This work addresses the lack of systematic understanding in efficiently fusing large language models (LLMs) fine-tuned with lightweight adapters in multi-task learning, particularly regarding the trade-offs among ensembling, merging, and routing strategies. The study systematically evaluates three parameter-efficient fusion approaches—output ensembling, parameter averaging, and input-dependent routing—and demonstrates that non-uniform fusion consistently outperforms uniform methods, with routing yielding significant performance gains despite its higher computational cost. To reconcile this efficiency–performance trade-off, the authors propose a low-overhead expert selection mechanism that combines clustering with greedy subset selection, achieving near-optimal performance while substantially reducing computational overhead, thereby striking an effective balance between model efficacy and efficiency.

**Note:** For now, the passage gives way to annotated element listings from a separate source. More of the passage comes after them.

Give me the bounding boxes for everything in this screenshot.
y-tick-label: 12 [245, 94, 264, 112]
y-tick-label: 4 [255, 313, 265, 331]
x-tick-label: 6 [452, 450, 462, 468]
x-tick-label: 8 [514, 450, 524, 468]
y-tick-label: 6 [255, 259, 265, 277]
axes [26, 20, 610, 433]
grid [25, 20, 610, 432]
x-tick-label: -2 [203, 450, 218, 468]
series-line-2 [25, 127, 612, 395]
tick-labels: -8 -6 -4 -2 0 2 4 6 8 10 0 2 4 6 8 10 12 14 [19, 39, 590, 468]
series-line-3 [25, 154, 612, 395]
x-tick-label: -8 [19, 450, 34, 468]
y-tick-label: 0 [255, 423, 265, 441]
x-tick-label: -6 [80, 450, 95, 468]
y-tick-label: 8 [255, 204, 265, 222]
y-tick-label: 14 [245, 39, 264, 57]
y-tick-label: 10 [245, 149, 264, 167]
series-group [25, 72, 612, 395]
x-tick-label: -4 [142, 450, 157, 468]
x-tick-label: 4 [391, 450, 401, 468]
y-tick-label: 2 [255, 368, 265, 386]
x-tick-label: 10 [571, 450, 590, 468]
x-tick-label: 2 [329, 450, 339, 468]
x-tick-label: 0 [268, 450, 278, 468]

While large language models (LLMs) fine-tuned with lightweight adapters achieve strong performance across diverse tasks, their performance on individual tasks depends on the fine-tuning strategy. Fusing independently trained models with different strengths has shown promise for multi-task learning through three main strategies: ensembling, which combines outputs from independent models; merging, which fuses model weights via parameter averaging; and routing, which integrates models in an input-dependent fashion. However, many design decisions in these approaches remain understudied, and the relative benefits of more sophisticated ensembling, merging and routing techniques are not fully understood. We empirically evaluate their trade-offs, addressing two key questions: What are the advantages of going beyond uniform ensembling or merging? And does the flexibility of routing justify its complexity? Our findings indicate that non-uniform ensembling and merging improve performance, but routing offers even greater gains. To mitigate the computational cost of routing, we analyze expert selection techniques, showing that clustering and greedy subset selection can maintain reasonable performance with minimal overhead. These insights advance our understanding of model fusion for multi-task learning.